The government House leader did not contact our House leader or the assistant to our House leader, the member for Lethbridge, on this issue. We saw it for the first time on the Order Paper. I just want to let the member know that is why we are quite upset about the timing.
In addition, the usual custom is that when the House is prorogued, as a courtesy, the government consults with opposition
parties about the deputy speakers. That was not done either. There are a lot of things this government is just trying to bully through.
The member for Glengarry-Prescott-Russell was concerned and tried to sell the motion that a private member's bill is the same as a government bill. That is not the case. He wants to know why we support reinstating private members' bills but not government bills. They are trying to use the motion of the hon. member for Lethbridge as a bargaining chip. They are trying to use Private Members' Business as a trade off, a quid pro quo. We cannot accept such a deal, especially when all the members opposite when in opposition so vehemently argued against what the Conservatives were doing, which is the same thing this government is doing.
The hon. member asked what was the difference between Private Members' Business and reinstating government business and I would like to answer that and then he can comment after that. Private members cannot set the agenda. They have no control over the business of the House. They are at the mercy of the process which takes a great deal of time and makes it extremely difficult to see their bills past.
In the last session 165 members' bills were introduced and only two were past into law. They need a helping hand. On government business the government controls the legislative agenda. It can summon bills for debate for whatever reason, whenever and however it wants. If the government wants to pass a bill it can do so. There is nothing we can do about it. It can place it on the Order Paper day after day. It can invoke time allocation or closure. It can steamroll it through a committee. If a bill has not passed it is because the government chose not to pass it, and it chose not to pass a whole bunch of bills in the last session.
Bill C-7 was on the Order Paper for over two years. Rather than call it for debate the government held take note debates and adjourned early. Now it wants the opposition to bail it out and reinstate it.
The government has the control over government bills. Private members do not have that control. That is the difference. There are some good private members' bills that were pulled and which should be reinstated, but those are private members' bills, not government bills.
What is the purpose of prorogation? The hon. member for Kingston and the Islands said it best when in opposition. He pointed out what is happening today is unprecedented in that the government is moving a motion under Government Orders for debate to reinstate bills in this session. He searched precedents back to 1938 and did not find one where a motion of this kind was moved for debate. It was always agreed to by unanimous consent.
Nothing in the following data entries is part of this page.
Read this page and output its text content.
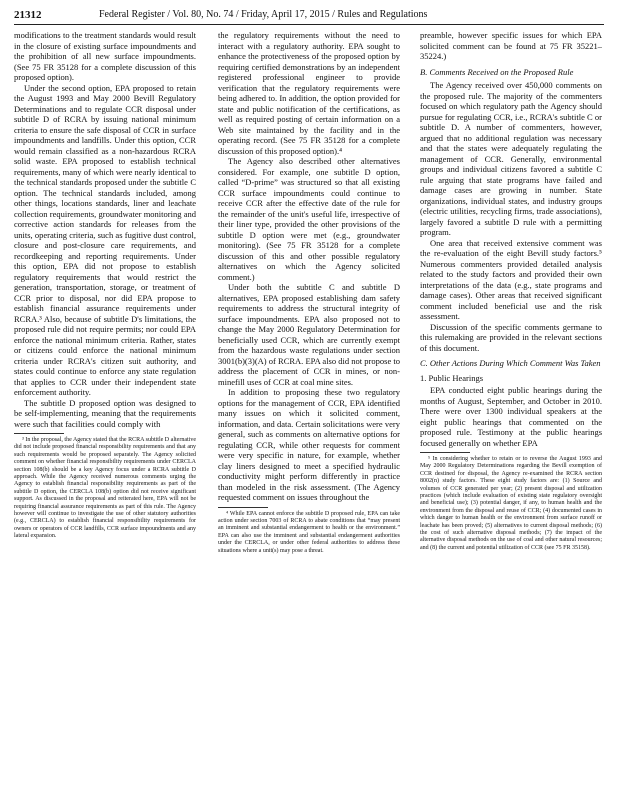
21312	Federal Register / Vol. 80, No. 74 / Friday, April 17, 2015 / Rules and Regulations

modifications to the treatment standards would result in the closure of existing surface impoundments and the prohibition of all new surface impoundments. (See 75 FR 35128 for a complete discussion of this proposed option).

Under the second option, EPA proposed to retain the August 1993 and May 2000 Bevill Regulatory Determinations and to regulate CCR disposal under subtitle D of RCRA by issuing national minimum criteria to ensure the safe disposal of CCR in surface impoundments and landfills. Under this option, CCR would remain classified as a non-hazardous RCRA solid waste. EPA proposed to establish technical requirements, many of which were nearly identical to the technical standards proposed under the subtitle C option. The technical standards included, among other things, locations standards, liner and leachate collection requirements, groundwater monitoring and corrective action standards for releases from the units, operating criteria, such as fugitive dust control, closure and post-closure care requirements, and recordkeeping and reporting requirements. Under this option, EPA did not propose to establish regulatory requirements that would restrict the generation, transportation, storage, or treatment of CCR prior to disposal, nor did EPA propose to establish financial assurance requirements under RCRA.³ Also, because of subtitle D's limitations, the proposed rule did not require permits; nor could EPA enforce the national minimum criteria. Rather, states or citizens could enforce the national minimum criteria under RCRA's citizen suit authority, and states could continue to enforce any state regulation that applies to CCR under their independent state enforcement authority.

The subtitle D proposed option was designed to be self-implementing, meaning that the requirements were such that facilities could comply with

³ In the proposal, the Agency stated that the RCRA subtitle D alternative did not include proposed financial responsibility requirements and that any such requirements would be proposed separately. The Agency solicited comment on whether financial responsibility requirements under CERCLA section 108(b) should be a key Agency focus under a RCRA subtitle D approach. While the Agency received numerous comments urging the Agency to establish financial responsibility requirements as part of the subtitle D option, the CERCLA 108(b) option did not receive significant support. As discussed in the proposal and reiterated here, EPA will not be requiring financial assurance requirements as part of this rule. The Agency however will continue to investigate the use of other statutory authorities (e.g., CERCLA) to establish financial responsibility requirements for owners or operators of CCR landfills, CCR surface impoundments and any lateral expansion.

the regulatory requirements without the need to interact with a regulatory authority. EPA sought to enhance the protectiveness of the proposed option by requiring certified demonstrations by an independent registered professional engineer to provide verification that the regulatory requirements were being adhered to. In addition, the option provided for state and public notification of the certifications, as well as required posting of certain information on a Web site maintained by the facility and in the operating record. (See 75 FR 35128 for a complete discussion of this proposed option).⁴

The Agency also described other alternatives considered. For example, one subtitle D option, called “D-prime” was structured so that all existing CCR surface impoundments could continue to receive CCR after the effective date of the rule for the remainder of the unit's useful life, irrespective of their liner type, provided the other provisions of the subtitle D option were met (e.g., groundwater monitoring). (See 75 FR 35128 for a complete discussion of this and other possible regulatory alternatives on which the Agency solicited comment.)

Under both the subtitle C and subtitle D alternatives, EPA proposed establishing dam safety requirements to address the structural integrity of surface impoundments. EPA also proposed not to change the May 2000 Regulatory Determination for beneficially used CCR, which are currently exempt from the hazardous waste regulations under section 3001(b)(3)(A) of RCRA. EPA also did not propose to address the placement of CCR in mines, or non-minefill uses of CCR at coal mine sites.

In addition to proposing these two regulatory options for the management of CCR, EPA identified many issues on which it solicited comment, information, and data. Certain solicitations were very general, such as comments on alternative options for regulating CCR, while other requests for comment were very specific in nature, for example, whether clay liners designed to meet a specified hydraulic conductivity might perform differently in practice than modeled in the risk assessment. (The Agency requested comment on issues throughout the

⁴ While EPA cannot enforce the subtitle D proposed rule, EPA can take action under section 7003 of RCRA to abate conditions that “may present an imminent and substantial endangerment to health or the environment.” EPA can also use the imminent and substantial endangerment authorities under the CERCLA, or under other federal authorities to address these situations where a unit(s) may pose a threat.

preamble, however specific issues for which EPA solicited comment can be found at 75 FR 35221–35224.)

B. Comments Received on the Proposed Rule

The Agency received over 450,000 comments on the proposed rule. The majority of the commenters focused on which regulatory path the Agency should pursue for regulating CCR, i.e., RCRA's subtitle C or subtitle D. A number of commenters, however, argued that no additional regulation was necessary and that the states were adequately regulating the management of CCR. Generally, environmental groups and individual citizens favored a subtitle C rule arguing that state programs have failed and damage cases are growing in number. State organizations, individual states, and industry groups (electric utilities, recycling firms, trade associations), largely favored a subtitle D rule with a permitting program.

One area that received extensive comment was the re-evaluation of the eight Bevill study factors.⁵ Numerous commenters provided detailed analysis related to the study factors and provided their own interpretations of the data (e.g., state programs and damage cases). Other areas that received significant comment included beneficial use and the risk assessment.

Discussion of the specific comments germane to this rulemaking are provided in the relevant sections of this document.

C. Other Actions During Which Comment Was Taken
1. Public Hearings

EPA conducted eight public hearings during the months of August, September, and October in 2010. There were over 1300 individual speakers at the eight public hearings that commented on the proposed rule. Testimony at the public hearings focused generally on whether EPA

⁵ In considering whether to retain or to reverse the August 1993 and May 2000 Regulatory Determinations regarding the Bevill exemption of CCR destined for disposal, the Agency re-examined the RCRA section 8002(n) study factors. These eight study factors are: (1) Source and volumes of CCR generated per year; (2) present disposal and utilization practices (which include evaluation of existing state regulatory oversight and beneficial use); (3) potential danger, if any, to human health and the environment from the disposal and reuse of CCR; (4) documented cases in which danger to human health or the environment from surface runoff or leachate has been proved; (5) alternatives to current disposal methods; (6) the cost of such alternative disposal methods; (7) the impact of the alternative disposal methods on the use of coal and other natural resources; and (8) the current and potential utilization of CCR (see 75 FR 35158).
Never before has the government moved to suspend the rules in effect and put bills back into their position at the time of prorogation of a session. If royal prerogative is to mean anything, the prorogation ended those government bills. They have to be reinstated in the usual course but they ought to have been introduced and dealt with as new bills in this session. This is the proper procedure in the absence of unanimous consent.
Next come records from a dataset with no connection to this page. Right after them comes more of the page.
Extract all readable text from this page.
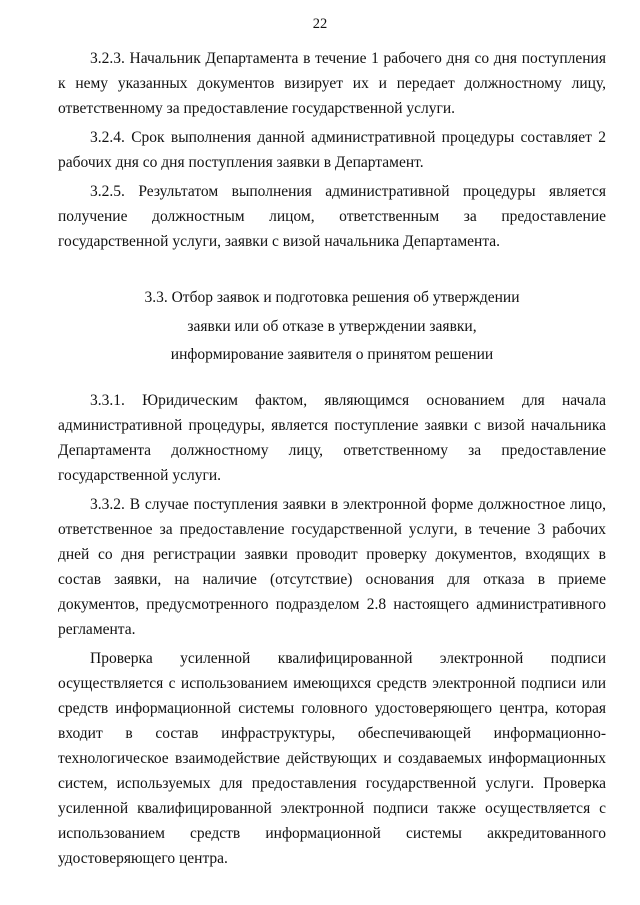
22

3.2.3. Начальник Департамента в течение 1 рабочего дня со дня поступления к нему указанных документов визирует их и передает должностному лицу, ответственному за предоставление государственной услуги.

3.2.4. Срок выполнения данной административной процедуры составляет 2 рабочих дня со дня поступления заявки в Департамент.

3.2.5. Результатом выполнения административной процедуры является получение должностным лицом, ответственным за предоставление государственной услуги, заявки с визой начальника Департамента.

3.3. Отбор заявок и подготовка решения об утверждении
заявки или об отказе в утверждении заявки,
информирование заявителя о принятом решении

3.3.1. Юридическим фактом, являющимся основанием для начала административной процедуры, является поступление заявки с визой начальника Департамента должностному лицу, ответственному за предоставление государственной услуги.

3.3.2. В случае поступления заявки в электронной форме должностное лицо, ответственное за предоставление государственной услуги, в течение 3 рабочих дней со дня регистрации заявки проводит проверку документов, входящих в состав заявки, на наличие (отсутствие) основания для отказа в приеме документов, предусмотренного подразделом 2.8 настоящего административного регламента.

Проверка усиленной квалифицированной электронной подписи осуществляется с использованием имеющихся средств электронной подписи или средств информационной системы головного удостоверяющего центра, которая входит в состав инфраструктуры, обеспечивающей информационно-технологическое взаимодействие действующих и создаваемых информационных систем, используемых для предоставления государственной услуги. Проверка усиленной квалифицированной электронной подписи также осуществляется с использованием средств информационной системы аккредитованного удостоверяющего центра.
Now why are these two members, the member for Kingston and the Islands and the member for Glengarry-Prescott-Russell, both of whom know the standing orders and the rules and so vehemently opposed what they are now proposing when they are in opposition, contradicting themselves and why do they not see the difference between private members' bills and government bills? Why are they persisting in playing this game instead of getting on with the business of the new legislation, of the new throne speech and of the new vision for Canada that this party is supposed to have?